Saturday 18 July 2015

And The Beat Goes On, Tra La La La

What is the world coming to? These days you go to the doctor to get the results of a gastroscopy and come out two hour later with a diagnosis that you're heartless! Well, not exactly heartless, just that your heart is missing a beat or two and there is a lot of fraying in your aortic arch.

It seems my atrium have lost the ability to tic in rhythm with the toc. All they can manage is a kind of half-hearted quiver. This leaves the ventricles a bit bewitched, bothered, and bewildered and they don't know whether to pump, bump or grind. This causes the blood to pool and, as in any bemused crowd, stupid clots to form

My doc is a lovely, intelligent, clever diagnostician who likes to cover all eventualities so he gives me a whole tree's worth of prescriptions, a vaccine against pneumonia, an ECG, AND gets the nurse to syringe my ears! I tell him he needs to get out more. Like most doctors, he doesn't listen. He is on a mission to keep the Grim Reaper from my door and he doggedly pursues this with fervour. I, on the other hand, have made friends with my old pal Grim (we're already on a first name basis) and keep telling the doc that he doesn't have to work so hard to keep me alive. I tell him not to worry so much, death is just another phase of life and Grim and I are tight.

There are things worse than death and I fear those things far more. I have no fear of dying either. Why would I? I live in a society that will house, feed, medicate and look after me with as much care as possible. I won't be dumped on the street where I have to beg for a morsel of food or left to languish in some run down old people's home. The incidence of elder abuse is minimal compared to other western countries and the training for home care or residential care staff is of a high order. My children are kind and will make sure I am taken care of properly. As long as they don't decide they want to look after me themselves, things should be hunky-dory.

My kids and I have had many conversations about who will take care of me in my dotage. Having physical and psychological disabilities has meant that my health and well-being has always been part of family conversations. The idea of living with either of my children is not appealing. I love them to bits but I definitely don't want to have them as full-time carers, as much for their sake as mine. I am not a 'good' patient and would run either of them ragged, so to save their sanity they have been brainwashed from an early age to "put me in a home" when I can no longer look after myself. With luck and a fair wind, they will do as they're told with no guilt or regrets. As I keep telling them, I have lived my life, it's their turn now.
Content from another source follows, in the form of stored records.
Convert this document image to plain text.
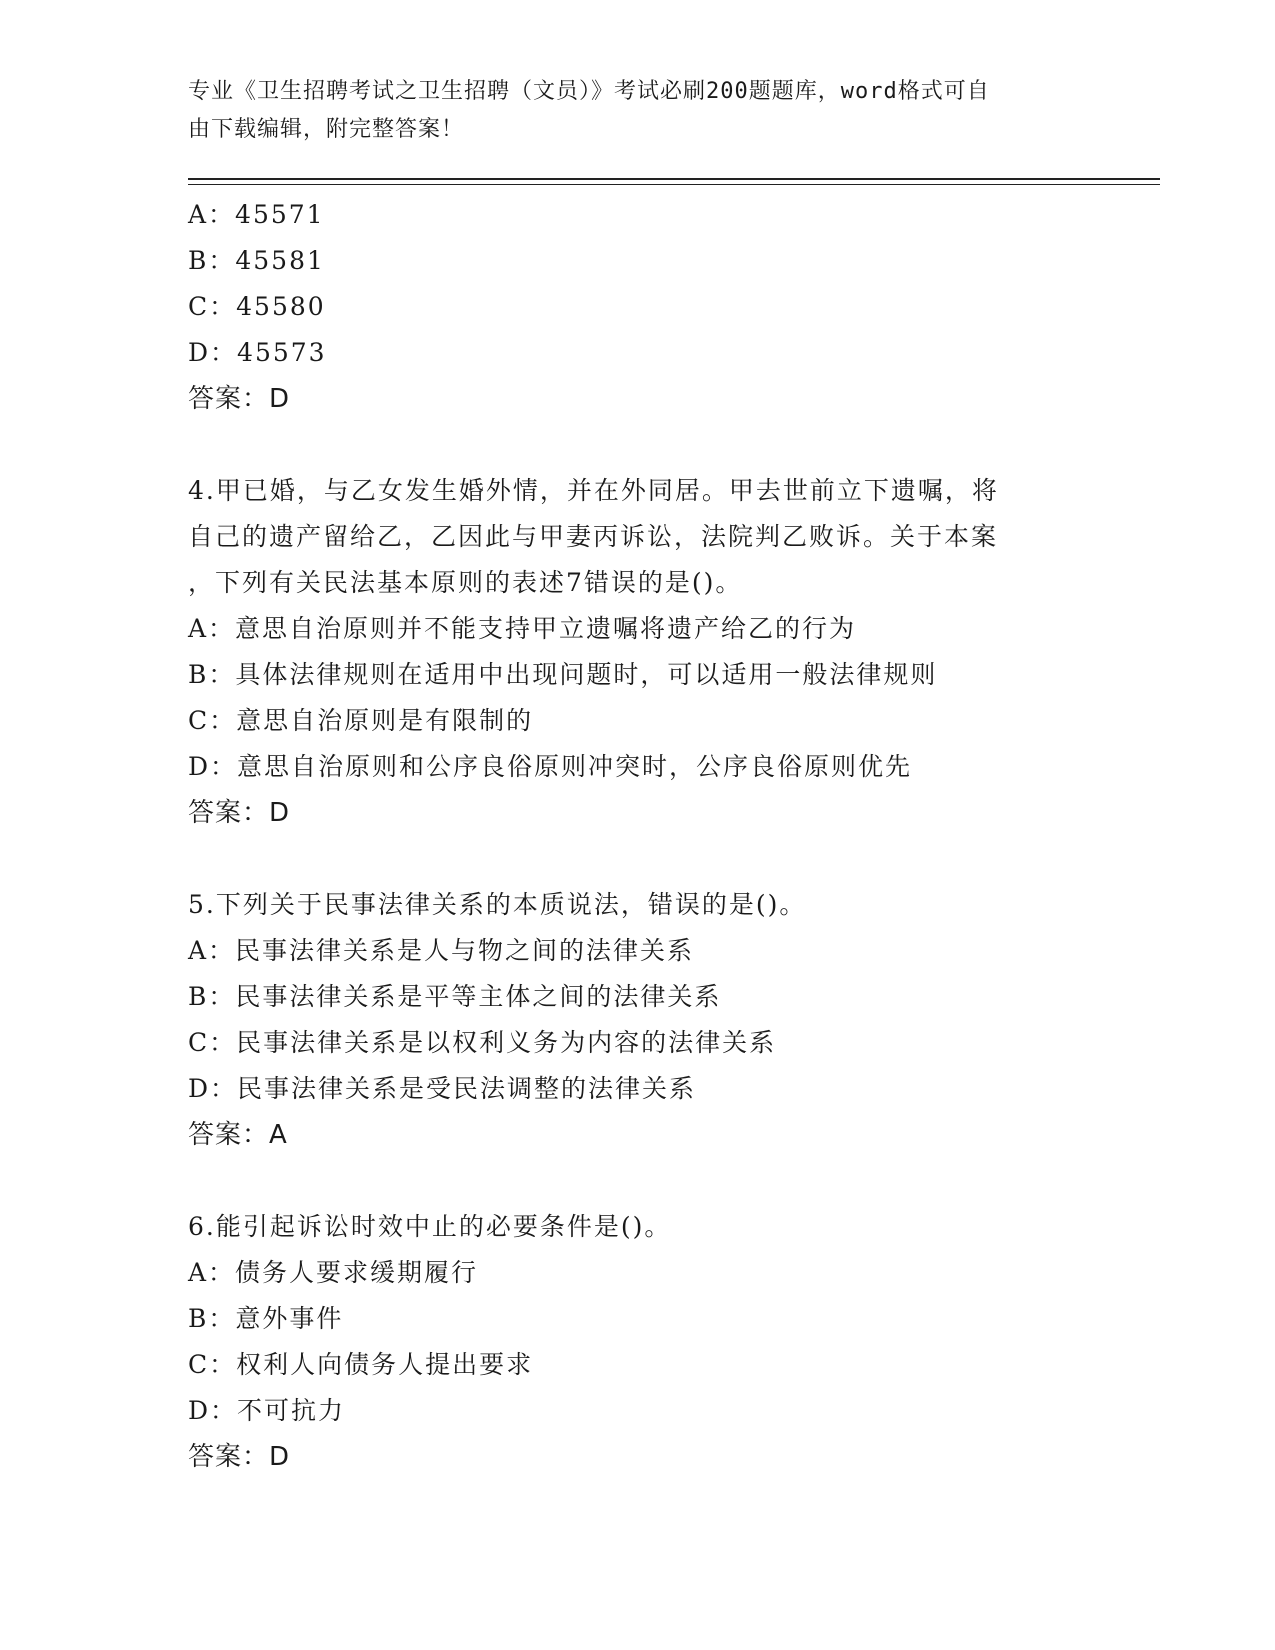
专业《卫生招聘考试之卫生招聘（文员）》考试必刷200题题库，word格式可自
由下载编辑，附完整答案！
A：45571
B：45581
C：45580
D：45573
答案：D
4.甲已婚，与乙女发生婚外情，并在外同居。甲去世前立下遗嘱，将
自己的遗产留给乙，乙因此与甲妻丙诉讼，法院判乙败诉。关于本案
，下列有关民法基本原则的表述7错误的是()。
A：意思自治原则并不能支持甲立遗嘱将遗产给乙的行为
B：具体法律规则在适用中出现问题时，可以适用一般法律规则
C：意思自治原则是有限制的
D：意思自治原则和公序良俗原则冲突时，公序良俗原则优先
答案：D
5.下列关于民事法律关系的本质说法，错误的是()。
A：民事法律关系是人与物之间的法律关系
B：民事法律关系是平等主体之间的法律关系
C：民事法律关系是以权利义务为内容的法律关系
D：民事法律关系是受民法调整的法律关系
答案：A
6.能引起诉讼时效中止的必要条件是()。
A：债务人要求缓期履行
B：意外事件
C：权利人向债务人提出要求
D：不可抗力
答案：D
But I digress. The heart of this story is to tell you why it has taken me so long between sips at the trough of the blogging world. After oodles of medical tests and several visits to the emergency department, the medicos finally decided that I needed a stent in my aorta. Placing a stent in the aortic arch is not a common procedure so I had a few days in the ICU - ostensibly for my benefit, but I suspect it was to allow the surgeons to get up to speed by watching YouTube versions of the operation.  

All went well except they forgot to tell me the long-term side effects, which included constant pain, depression and circulation problems. The physical issues exacerbated the depression, which, as you can imagine, delighted Igor (name I gave my depression) in a lugubrious mealworm kind of way. He settled in for a long stay with the attendant problems of phone, noise and webby phobias. Hence the inability to write except for the occasional short comment on other blogs I read. 

It's been a hellish 18 months or so and whilst Igor is still around he is about the size of a pea, a pea that is about to be crushed between my thumb and finger. There are plans afoot that my best girl (daughter), my doc and I are organising that will reduce the pain and take the pressure off the pump in my chest. I'll tell you all about these plans in another blog post. For now, know that I am hale and hearty in my imagination and a super hero in my own lunch box (is that still a thing?).